# Quick question on the chain rule

#1
Hello. I've basically finished C2 and have started C3. I am starting with algebra/ functions and differentiation. Would anybody know an explanation to why you can just multiply f' (gx) and g'(x) to get d[f(g(x)]/d[x]

I have read an explanation as follows...To understand chain rule think about definition of derivative as rate of change. d[f(g(x)]/d[x] basically means rate of change of f(g(x)) regarding rate of change of x, and to calculate this we need to know two values:

1- How much f(g(x)) changes while g(x) changes = d[f(g(x))]/d[g(x)]
2- How much g(x) changes while x changes = d[g(x)]/d[x]
to calculate rate of change of f(g(x)) in regard to rate of change of x, you just need to multiply these two values together because x changes f(x) and g(x)
changes f(g(x)) (it should be obvious thinking about definition of a function in mathematics).
Please could anybody elaborate on this and explain why?
Thanks

0
7 years ago
#2
https://proofwiki.org/wiki/Chain_Rul...lued_Functions

0
#3
(Original post by Wahrheit)
Unfortunately not, sorry. I was really looking for an understanding of why the definition of a function would help understand why you can just multiply (or some reason other than the fraction cancelling one). I was looking for something a bit intuitive or something that makes perfect sense. For example if I were asking about why nx^n-1 worked I would need somebody to share about concavity/ first principles. Thank you anyway.
0
7 years ago
#4
Essentially all chain rule is saying is dy/dx = dy/du . du/dx so just think of it in terms of that.
0
7 years ago
#5
(Original post by MathMeister)
Hello. I've basically finished C2 and have started C3. I am starting with algebra/ functions and differentiation. Would anybody know an explanation to why you can just multiply f' (gx) and g'(x) to get d[f(g(x)]/d[x]

I have read an explanation as follows...To understand chain rule think about definition of derivative as rate of change. d[f(g(x)]/d[x] basically means rate of change of f(g(x)) regarding rate of change of x, and to calculate this we need to know two values:

1- How much f(g(x)) changes while g(x) changes = d[f(g(x))]/d[g(x)]
2- How much g(x) changes while x changes = d[g(x)]/d[x]
to calculate rate of change of f(g(x)) in regard to rate of change of x, you just need to multiply these two values together because x changes f(x) and g(x)
changes f(g(x)) (it should be obvious thinking about definition of a function in mathematics).
Please could anybody elaborate on this and explain why?
Thanks

(Original post by MathMeister)
Unfortunately not, sorry. I was really looking for an understanding of why the definition of a function would help understand why you can just multiply (or some reason other than the fraction cancelling one).
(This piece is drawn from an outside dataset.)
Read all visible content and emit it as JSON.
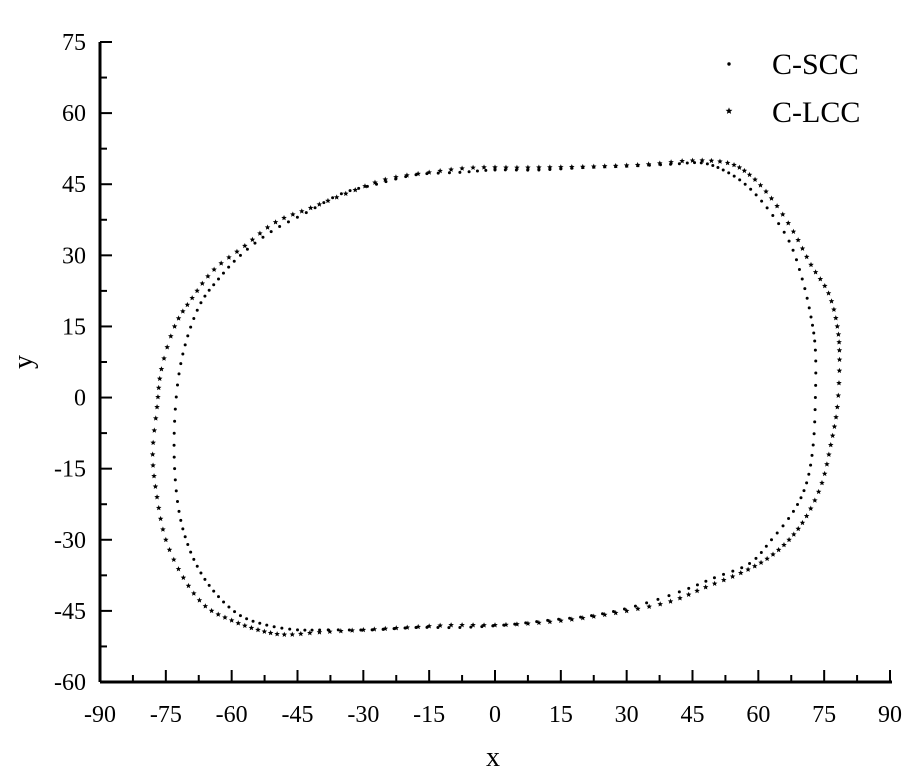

I was looking for something a bit intuitive or something that makes perfect sense. For example if I were asking about why nx^n-1 worked I would need somebody to share about concavity/ first principles. Thank you anyway.
when I was at the same stage in with my mathematics all I wanted to know is how to do the chain rule correctly and not why and how.

The formal proofs for these require mathematical analysis which is a branch of mathematics normally taught to first year maths undergraduates ...
1
7 years ago
#6
(Original post by TeeEm)
when I was at the same stage in with my mathematics all I wanted to know is how to do the chain rule correctly and not why and how.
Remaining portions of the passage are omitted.